Whether their priorities involve increasing deposits and wallet share, improving the customer experience, transforming digital and mobile offerings, innovating through machine learning and artificial intelligence, or meeting regulatory compliance and privacy requirements, successful financial services organizations are finding that well-managed and well-governed customer information often is the first and most critical ingredient.
Today’s changing landscape
Because financial services are so integral to virtually all other forms of commerce, the banking industry is sensitive to general economic trends and developments. In both good times and downturns, accurate and timely customer information is always an essential component of successful bank operations.
Looking beyond the immediate economic circumstances, several longer-term trends are having a lasting impact on the banking industry. Each of these macrotrends has a direct impact on the ways that banks maintain and use customer data:
- Changing customer expectations. The banking industry can learn from the examples of leading technology companies, which often register higher levels of customer loyalty than conventional industries typically achieve.

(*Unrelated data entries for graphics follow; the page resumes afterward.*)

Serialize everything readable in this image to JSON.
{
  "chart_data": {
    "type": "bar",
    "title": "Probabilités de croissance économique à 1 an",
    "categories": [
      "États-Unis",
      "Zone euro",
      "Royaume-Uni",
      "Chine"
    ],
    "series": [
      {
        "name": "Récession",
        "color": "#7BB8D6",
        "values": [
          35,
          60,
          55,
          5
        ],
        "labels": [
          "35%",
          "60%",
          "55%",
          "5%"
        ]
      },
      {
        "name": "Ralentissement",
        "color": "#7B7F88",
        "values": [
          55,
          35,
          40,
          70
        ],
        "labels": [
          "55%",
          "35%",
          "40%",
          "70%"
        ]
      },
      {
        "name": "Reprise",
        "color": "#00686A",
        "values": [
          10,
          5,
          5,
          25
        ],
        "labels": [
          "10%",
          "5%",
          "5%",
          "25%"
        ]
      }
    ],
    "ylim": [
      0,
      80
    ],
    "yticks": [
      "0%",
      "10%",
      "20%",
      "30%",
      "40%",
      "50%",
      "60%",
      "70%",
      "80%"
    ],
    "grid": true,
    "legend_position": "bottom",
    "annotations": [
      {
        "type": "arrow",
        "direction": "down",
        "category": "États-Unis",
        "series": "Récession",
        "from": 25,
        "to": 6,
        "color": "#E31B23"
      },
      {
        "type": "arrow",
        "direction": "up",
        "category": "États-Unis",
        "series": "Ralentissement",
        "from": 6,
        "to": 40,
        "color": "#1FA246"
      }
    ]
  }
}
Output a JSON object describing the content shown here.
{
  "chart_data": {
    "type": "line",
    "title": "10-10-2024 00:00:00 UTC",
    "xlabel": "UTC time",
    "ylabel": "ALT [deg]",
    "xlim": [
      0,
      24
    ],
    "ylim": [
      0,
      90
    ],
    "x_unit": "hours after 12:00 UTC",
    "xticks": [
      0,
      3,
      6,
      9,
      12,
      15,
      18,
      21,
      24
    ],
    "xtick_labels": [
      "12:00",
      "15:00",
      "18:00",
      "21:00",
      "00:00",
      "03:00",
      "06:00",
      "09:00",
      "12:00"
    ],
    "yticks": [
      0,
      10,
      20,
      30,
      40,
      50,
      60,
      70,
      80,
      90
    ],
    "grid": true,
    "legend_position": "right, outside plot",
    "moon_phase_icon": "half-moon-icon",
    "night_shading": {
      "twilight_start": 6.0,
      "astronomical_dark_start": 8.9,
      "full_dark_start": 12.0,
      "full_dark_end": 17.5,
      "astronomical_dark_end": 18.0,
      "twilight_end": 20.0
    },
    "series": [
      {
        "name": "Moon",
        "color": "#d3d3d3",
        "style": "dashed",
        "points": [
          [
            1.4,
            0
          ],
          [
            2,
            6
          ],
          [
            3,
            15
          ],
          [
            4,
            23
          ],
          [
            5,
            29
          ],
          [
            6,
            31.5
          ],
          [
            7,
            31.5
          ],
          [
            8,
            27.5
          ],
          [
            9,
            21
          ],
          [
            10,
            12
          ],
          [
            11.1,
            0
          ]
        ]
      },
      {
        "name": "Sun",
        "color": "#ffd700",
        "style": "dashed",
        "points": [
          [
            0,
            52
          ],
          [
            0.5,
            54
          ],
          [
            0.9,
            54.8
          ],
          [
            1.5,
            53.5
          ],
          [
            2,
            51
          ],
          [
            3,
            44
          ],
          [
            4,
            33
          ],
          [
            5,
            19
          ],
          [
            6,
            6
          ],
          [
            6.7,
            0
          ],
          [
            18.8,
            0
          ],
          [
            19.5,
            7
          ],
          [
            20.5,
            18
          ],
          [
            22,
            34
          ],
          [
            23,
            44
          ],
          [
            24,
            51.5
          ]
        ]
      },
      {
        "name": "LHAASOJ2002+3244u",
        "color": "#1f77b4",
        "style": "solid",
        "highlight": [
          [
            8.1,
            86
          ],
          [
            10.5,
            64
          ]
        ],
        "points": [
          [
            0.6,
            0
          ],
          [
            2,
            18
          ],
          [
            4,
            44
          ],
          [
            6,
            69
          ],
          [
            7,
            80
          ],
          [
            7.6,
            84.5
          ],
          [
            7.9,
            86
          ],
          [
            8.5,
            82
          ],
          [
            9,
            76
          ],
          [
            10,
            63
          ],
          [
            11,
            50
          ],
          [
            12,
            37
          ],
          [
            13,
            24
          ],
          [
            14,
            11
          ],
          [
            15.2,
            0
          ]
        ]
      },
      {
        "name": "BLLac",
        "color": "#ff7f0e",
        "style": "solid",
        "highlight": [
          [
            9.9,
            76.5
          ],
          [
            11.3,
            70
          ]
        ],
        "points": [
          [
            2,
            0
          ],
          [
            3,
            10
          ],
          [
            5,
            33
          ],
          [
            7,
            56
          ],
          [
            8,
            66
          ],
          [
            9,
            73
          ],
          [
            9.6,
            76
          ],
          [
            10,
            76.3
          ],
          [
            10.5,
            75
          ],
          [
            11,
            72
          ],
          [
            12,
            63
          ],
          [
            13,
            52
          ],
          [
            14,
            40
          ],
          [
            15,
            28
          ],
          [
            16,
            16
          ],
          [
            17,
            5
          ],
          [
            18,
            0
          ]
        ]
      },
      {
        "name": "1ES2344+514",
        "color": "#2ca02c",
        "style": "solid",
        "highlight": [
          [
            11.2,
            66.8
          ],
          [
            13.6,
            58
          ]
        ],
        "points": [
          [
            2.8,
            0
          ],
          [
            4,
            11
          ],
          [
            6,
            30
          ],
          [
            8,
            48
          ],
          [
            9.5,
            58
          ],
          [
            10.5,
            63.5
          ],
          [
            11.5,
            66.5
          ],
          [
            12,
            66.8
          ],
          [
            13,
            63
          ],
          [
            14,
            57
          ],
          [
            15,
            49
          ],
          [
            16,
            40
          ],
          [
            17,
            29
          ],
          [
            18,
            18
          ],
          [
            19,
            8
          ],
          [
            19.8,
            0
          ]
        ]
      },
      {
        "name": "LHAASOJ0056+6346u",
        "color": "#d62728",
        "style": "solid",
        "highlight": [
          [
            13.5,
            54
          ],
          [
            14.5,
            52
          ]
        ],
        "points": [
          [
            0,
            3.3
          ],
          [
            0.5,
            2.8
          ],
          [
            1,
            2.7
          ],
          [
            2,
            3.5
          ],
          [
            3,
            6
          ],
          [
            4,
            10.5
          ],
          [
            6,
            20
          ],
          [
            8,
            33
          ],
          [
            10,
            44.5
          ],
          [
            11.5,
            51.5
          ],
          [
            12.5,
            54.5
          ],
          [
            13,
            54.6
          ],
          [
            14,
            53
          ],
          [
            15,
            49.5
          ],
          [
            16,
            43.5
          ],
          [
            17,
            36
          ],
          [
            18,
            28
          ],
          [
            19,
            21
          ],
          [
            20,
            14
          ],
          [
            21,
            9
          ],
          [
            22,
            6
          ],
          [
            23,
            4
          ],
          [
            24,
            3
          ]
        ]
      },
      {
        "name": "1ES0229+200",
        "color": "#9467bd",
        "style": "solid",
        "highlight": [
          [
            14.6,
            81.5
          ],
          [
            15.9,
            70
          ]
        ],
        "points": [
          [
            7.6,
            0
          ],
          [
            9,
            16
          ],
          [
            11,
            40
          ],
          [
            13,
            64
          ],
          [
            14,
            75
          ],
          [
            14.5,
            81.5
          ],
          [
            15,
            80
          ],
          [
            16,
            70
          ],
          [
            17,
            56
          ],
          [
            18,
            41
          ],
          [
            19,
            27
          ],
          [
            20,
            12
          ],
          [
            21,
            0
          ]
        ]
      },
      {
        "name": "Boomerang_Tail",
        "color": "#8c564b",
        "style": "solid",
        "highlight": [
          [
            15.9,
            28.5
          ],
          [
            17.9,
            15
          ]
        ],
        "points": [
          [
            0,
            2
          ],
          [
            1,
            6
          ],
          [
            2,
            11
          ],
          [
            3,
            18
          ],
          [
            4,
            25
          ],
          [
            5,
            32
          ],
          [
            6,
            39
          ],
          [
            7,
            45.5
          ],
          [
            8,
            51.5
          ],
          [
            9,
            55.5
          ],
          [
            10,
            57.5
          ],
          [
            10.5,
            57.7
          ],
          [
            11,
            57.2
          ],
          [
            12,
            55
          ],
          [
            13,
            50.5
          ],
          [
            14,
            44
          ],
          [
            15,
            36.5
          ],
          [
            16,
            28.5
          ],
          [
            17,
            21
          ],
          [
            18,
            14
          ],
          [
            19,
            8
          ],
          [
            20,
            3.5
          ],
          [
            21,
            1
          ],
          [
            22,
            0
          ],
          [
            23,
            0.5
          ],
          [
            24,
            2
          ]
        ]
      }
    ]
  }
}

Indeed, many technology innovators are now direct competitors, offering customers ways to blend their digital and physical experiences. This ability to integrate digital and in-person interactions and erase the lines between their online, mobile, and in-person experiences is one of the features many of today’s customers find most appealing about fintech competitors. Clearly, customer retention will be higher at banks that interact with customers in ways that reflect their evolving preferences.
- Margin pressures and macroeconomic issues. Margin pressures are a constant in the banking industry, but they are being exacerbated by macroeconomic issues. Even before the financial system encountered major new stresses, some economists were expressing concerns that the long-term economic trends were showing signs of an impending slowdown.
- Rapid advances in digital technology. In response to customer expectations for simple and immediate digital interactions, the banking industry is rapidly deploying strategies that rely on the newest data science technologies such as artificial intelligence, machine learning, and robotic process automation. Such advances rely on complete and accurate customer data for their models, but many bank chief information officers (CIOs) commonly cite the limitations of their legacy systems as significant barriers to adoption of these powerful tools.
Recognizing the customer data challenge
As banks develop and adapt their strategies for addressing these issues, having ready access to complete, accurate, and timely customer data will be integral to their efforts. Yet many banks recognize they still have significant work to do in this area.
For example, when a large group of bank executives participating in a recent Crowe webinar was asked to evaluate their banks’ ability to understand their customer relationships, only one in five (19.7%) said their data was accessible, well-managed, and immediately available to their customer-facing resources (Exhibit 1).